Apart from the fact that a computer, operating on punch cards, has enough and more computational power to enslave humanity, we didn’t find anything glaringly incorrect with the film. The progression of any technology occurs in incremental phases. If we create a computer that we cannot control, there is a good chance that we would have created similar computers in the past that we lost control over. Well, the point is, we will have enough and more red flags before we ever got close to building such a computer or robot.  

Bicentennial Man

Film premise: A robot butler becomes human over a period of several generations. It even replaces his mechanical pieces with lab-grown organs

Well, it’s good that we have a non-violent AI as the central character of the film. We didn’t quite enjoy the film; the story wasn’t compelling enough for us. However, it resonates with the optimistic sentiment of experts that humanity and AI will be able to coexist peacefully, alongside each other.
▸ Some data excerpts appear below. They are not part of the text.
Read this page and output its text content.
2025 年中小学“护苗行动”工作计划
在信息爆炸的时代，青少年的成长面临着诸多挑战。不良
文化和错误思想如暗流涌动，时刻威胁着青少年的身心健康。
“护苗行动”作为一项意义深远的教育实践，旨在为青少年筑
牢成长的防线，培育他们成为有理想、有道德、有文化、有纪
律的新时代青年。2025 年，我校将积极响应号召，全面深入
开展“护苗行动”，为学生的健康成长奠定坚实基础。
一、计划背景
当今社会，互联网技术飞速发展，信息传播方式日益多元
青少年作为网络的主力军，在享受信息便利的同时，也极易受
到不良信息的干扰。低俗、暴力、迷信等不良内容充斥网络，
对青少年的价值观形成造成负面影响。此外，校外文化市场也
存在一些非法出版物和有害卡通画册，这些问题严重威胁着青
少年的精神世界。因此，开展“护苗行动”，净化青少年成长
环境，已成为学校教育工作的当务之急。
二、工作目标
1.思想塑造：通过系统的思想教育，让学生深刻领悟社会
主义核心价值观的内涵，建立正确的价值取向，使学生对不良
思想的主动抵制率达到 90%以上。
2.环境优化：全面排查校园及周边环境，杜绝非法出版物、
There isn’t anything blatantly inaccurate in the film. 

However, what bothers us this – that any robot which is as advanced as Andrew would have any notion or desire to become human seems “somewhat egocentric.” There’s the issue that Andrew has almost always managed to obtain goals and wants outside of his original programming. 

Her

Film premise: A recently divorced writer installs a new sentient operating system on his computer and the two begin dating. (Who’d have thought?)

Samantha, the AI, doesn’t have a body, but she has a voice. Her, the film, portrays the risks of becoming emotionally attached to machines, without having to create a humanoid form for the AI. Imagine a dramatically advanced version of Siri.

There are pitfalls in designing humanoid AIs. There’s a good chance that people are going to be attached emotionally to these ‘machines’. Additionally, AI may have different interests than its human creators. In the film, the writer-protagonist may grow due to his relationship with Samantha, but the two were not an ideal pair.

Think about it, Samantha is free to roam the Internet and the world, carrying out hundreds of conversations at once with anyone. The writer on the other hand is confined to the physical limitations of his body and brain.

Machines don’t require to experience the world at the same pace as humans and that’s precisely what makes them the ideal candidate for performing millions of computations per second. They make awful companions, though. 

What we would have liked to see though is how Samantha works or what it means to evolve beyond the need for matter. Funnily, considering how advanced AI has become, the rest of civilization appeared to be unchanged. 

2001: A Space Odyssey 

Film premise: While investigating a strange signal emanating from a large black monolith on the moon, the crew of Discovery One discovers that their onboard AI (HAL 9000) is malfunctioning. 

We think that the film’s portrayal of AI is the most accurate of any of the movies so far. HAL seems sentient, but the astronauts don’t seem to be so sure or have no way to know. HAL seems to express fear as Dave slowly deactivates it, but the desperate pleading could be shrugged off as an attempt to carry out its mission. 

Like Colossus, HAL never strays from its original goals or programming. All of its seemingly nefarious actions are carried out simply because it believes it is the best way to complete the mission. It’s not an instinct for survival or its emotion that makes HAL a villain. It’s simply programming. The film makes it clear that consciousness is not a requirement for AI opposition. We agree! 

One of the little things that it gets wrong is this — there’s no explanation of how HAL works. But again, we have not built superior intelligence like HAL yet, so there is no way of knowing unless you’d like for us to use some vague science jargon to try and explain it.